Posted: Sat Feb 25, 2023 7:45 am
by alanmercieca
That makes no sense to me, in countries that pomegranates are traditionally grown, they don't go heavy on the nitrogen, and they get large crops. Even trees in the wild in Malta get decent crops, which means no nutrition added to the soil.

Re: How do you fertilize your trees?

Posted: Sat Feb 25, 2023 4:01 pm
by pombazaar
I also saw several large fruit producing trees that I know were not fertilized at all, basically witnessing the same thing during my trip to Brazil. Have your trees shown any signs of a nitrogen deficiency in past seasons?

Re: How do you fertilize your trees?

Posted: Sun Feb 26, 2023 4:10 am
by greenfig
There are published works and suggested fert schedules:

https://www.researchgate.net/publicatio ... it_quality

https://edis.ifas.ufl.edu/publication/HS1347

They mention N benefits and hence my original questions

Re: How do you fertilize your trees?

Posted: Mon Feb 27, 2023 12:08 pm
by alanmercieca
That University of Florida information says right on it, that their fertilizer results are for a soil that has high nutrient depletion, which I could not picture being a problem for your location.

Based upon that information it seems like the following fertilizer would be the best match, yet for April, May, September, and October, apply twice as much fertilizer as for June, July, and August. So what I would do is in April and then again in September I'd apply twice as much fertilizer, as I would in June. https://www.espoma.com/product/rose-tone/#tab2

Although you should not have to apply as much of the Rose-Tone where you live, as they would have to in Florida.
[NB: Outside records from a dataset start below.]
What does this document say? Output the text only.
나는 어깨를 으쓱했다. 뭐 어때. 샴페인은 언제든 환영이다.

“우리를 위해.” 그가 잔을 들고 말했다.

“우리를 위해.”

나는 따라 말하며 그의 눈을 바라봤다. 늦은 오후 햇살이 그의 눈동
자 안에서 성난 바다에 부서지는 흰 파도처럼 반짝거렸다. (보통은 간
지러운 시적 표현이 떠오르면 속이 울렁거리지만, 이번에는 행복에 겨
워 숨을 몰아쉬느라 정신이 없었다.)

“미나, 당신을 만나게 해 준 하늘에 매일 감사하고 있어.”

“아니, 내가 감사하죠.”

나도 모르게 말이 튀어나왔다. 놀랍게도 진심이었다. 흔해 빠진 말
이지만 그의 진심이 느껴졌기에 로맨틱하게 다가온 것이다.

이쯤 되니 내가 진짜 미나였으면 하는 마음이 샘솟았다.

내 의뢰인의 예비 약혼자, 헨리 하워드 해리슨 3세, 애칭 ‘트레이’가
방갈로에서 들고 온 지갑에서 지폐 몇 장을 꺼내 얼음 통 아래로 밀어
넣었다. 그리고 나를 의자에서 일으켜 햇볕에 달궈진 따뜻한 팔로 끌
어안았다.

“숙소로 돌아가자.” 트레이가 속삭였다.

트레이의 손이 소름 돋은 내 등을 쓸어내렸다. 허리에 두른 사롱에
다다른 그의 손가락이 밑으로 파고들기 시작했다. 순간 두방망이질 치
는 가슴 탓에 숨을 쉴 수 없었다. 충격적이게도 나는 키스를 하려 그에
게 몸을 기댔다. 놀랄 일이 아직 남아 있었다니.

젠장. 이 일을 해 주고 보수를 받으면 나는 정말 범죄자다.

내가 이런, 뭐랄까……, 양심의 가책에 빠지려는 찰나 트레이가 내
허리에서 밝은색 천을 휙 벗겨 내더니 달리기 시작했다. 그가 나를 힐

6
I forget which university, yet some university that has a pomegranate collection suggested using a citrus fertilizer, so that is why I started using Holly-tone.

The problem with mixing different fertilizers, it's hard to know how much of one thing vs another, and I have never used lawn fertilizer, for any type of fruiting plant.

The following is a lawn fertilizer with both Nitrogen and Potassium, technically you could buy the Phosphorus separately https://www.espoma.com/product/fall-winterizer/#tab2 , yet how much of each would you use

Re: How do you fertilize your trees?

Posted: Wed Mar 15, 2023 7:48 am
by alanmercieca
I am starting to think that the pomegranates that don't need a lot of additional nitrogen are the ones with root stock, or are seedlings, because plants grown from seed have roots that grow much deeper, than a plant created from rooted cuttings.

Re: How do you fertilize your trees?

Posted: Wed Mar 15, 2023 2:19 pm
by greenfig
Interesting view. My 6 yo Pom trees have roots to under 2 ft deep only and about 4 ft radius.